Gualicho, payé y mandinga expresan los tres conceptos de diablo, brujería, hechizo. Payé significa, además, hechicero. Añanga equivale a genio del mal, aunque algunas de sus acciones no tengan precisamente por objeto dañar al hombre y a los animales, o alterar el orden de la naturaleza. Mandinga es, más propiamente que diablo, duende. Su residencia ordinaria es el hogar. Huacanque o guacanque representa en general la idea de brujería; mas, en particular, equivale propiamente a talismán o encanto. El que es afortunado en el amor, en el juego, en los combates, con seguridad tiene guacanque. Guacanque o huacanque son, por ejemplo, las plumas del caburé que lleva consigo aquel a quien no hay mujer que le desaire.

[…]

5 comentarios:

elmoteroloco dijo...

Interesante en mas de un sentido, inclusive para conocer el origen de una palabra del lunfardo porteño; engañapichanga pudiera ser (tal vez) descendiente de la voz indigena
añangapitanga, que designa a ciertos diablejos; ademas verdaderamente entretenido. Gacias mil!!! ;)

Marxe dijo...

Sí. Muy interesante che. Con lo de payé me hiciste acordar a una canción de Teresa Parodi donde decía que iba a ver si le daban un payé para sacarse el daño. Muy buenas las fotos también!
Saludos.

Ana Cristina dijo...

Gracias a vos, Motero, y me alegra que te resulte entretenido. Me interesa mucho esta publicación por la misma razón que mencionás, le da significado a vocablos muy conocidos por nosotros, pero que raramente asociamos con lo que fueron sus primeros usos o significados.

Besos.

Ana Cristina dijo...

Gracias por interesarte, marxe.

Cuando conocí este libro me fascinó y publicar algunos datos que da el texto me resulta muy interesante.
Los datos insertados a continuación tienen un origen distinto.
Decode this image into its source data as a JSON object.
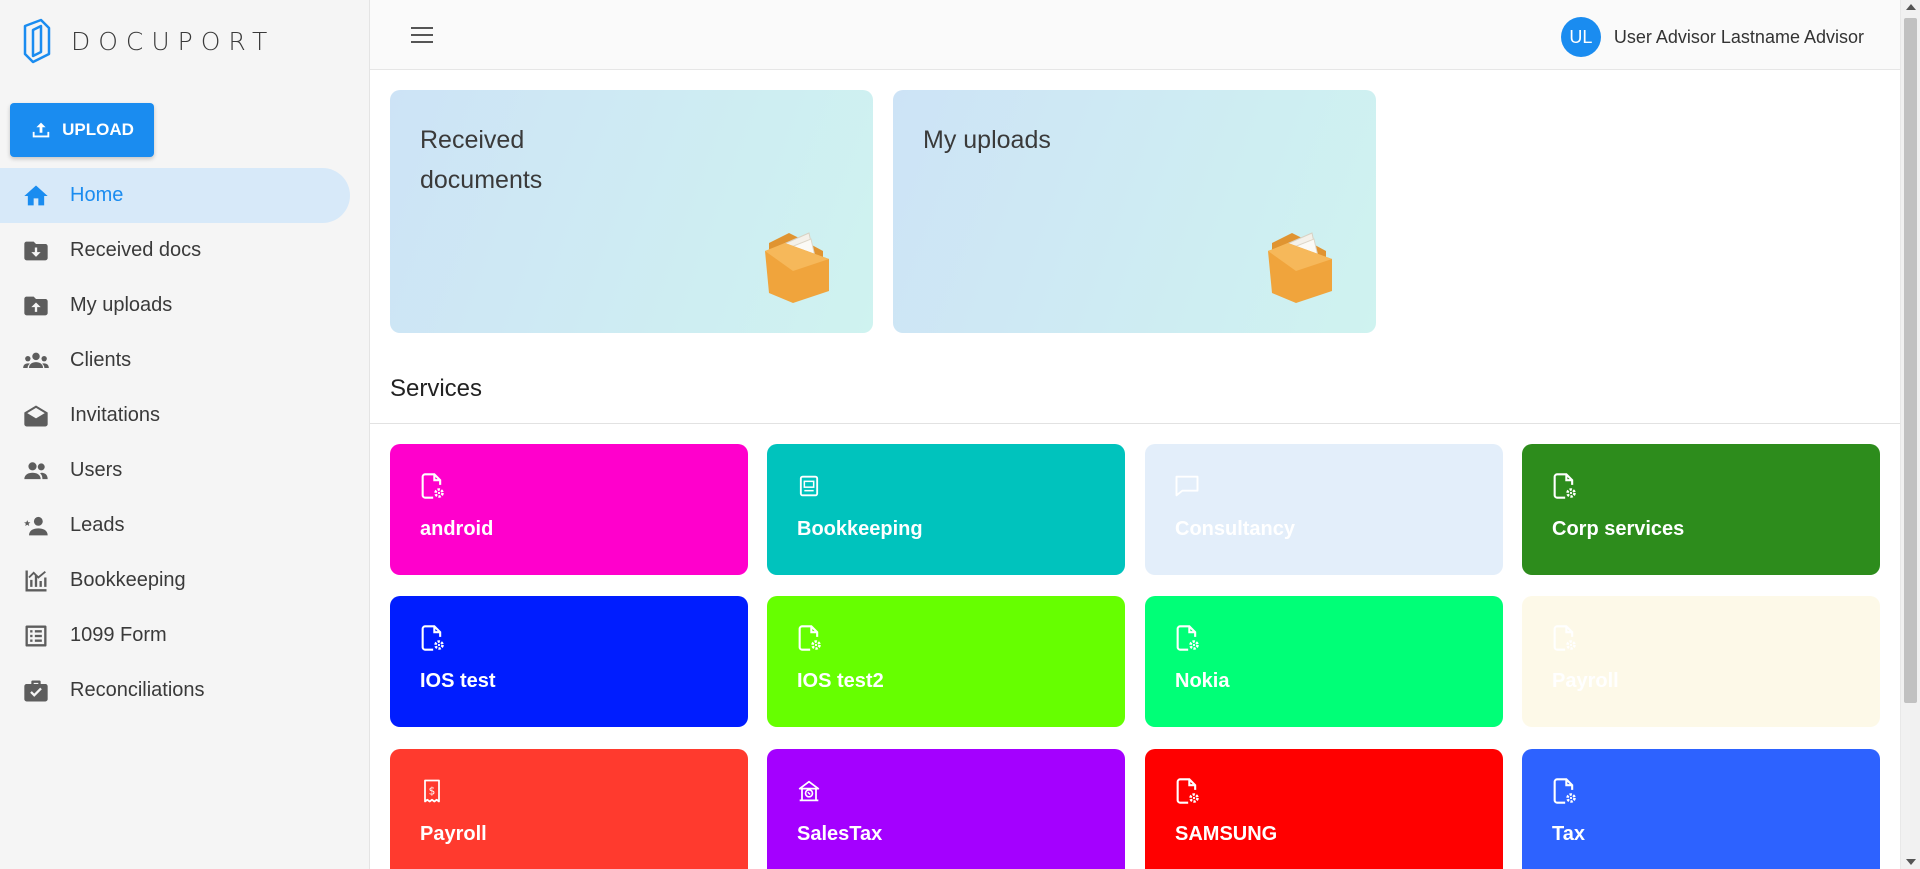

Coincido con lo que decís del tema de la Parodi; cuando salen a la luz determinados vocablos, enseguida me lleva a relacionarlos con canciones o textos muy nuestros.

Me alegra que te gusten las fotografías, te aseguro que me resulta difícil escoger, espero seguir por la buena senda.

Besos.

Bea Marín dijo...

Años hace que tengo este libro en mi biblioteca. Muy entretenido de leer. Interesante el comentario de motero loco.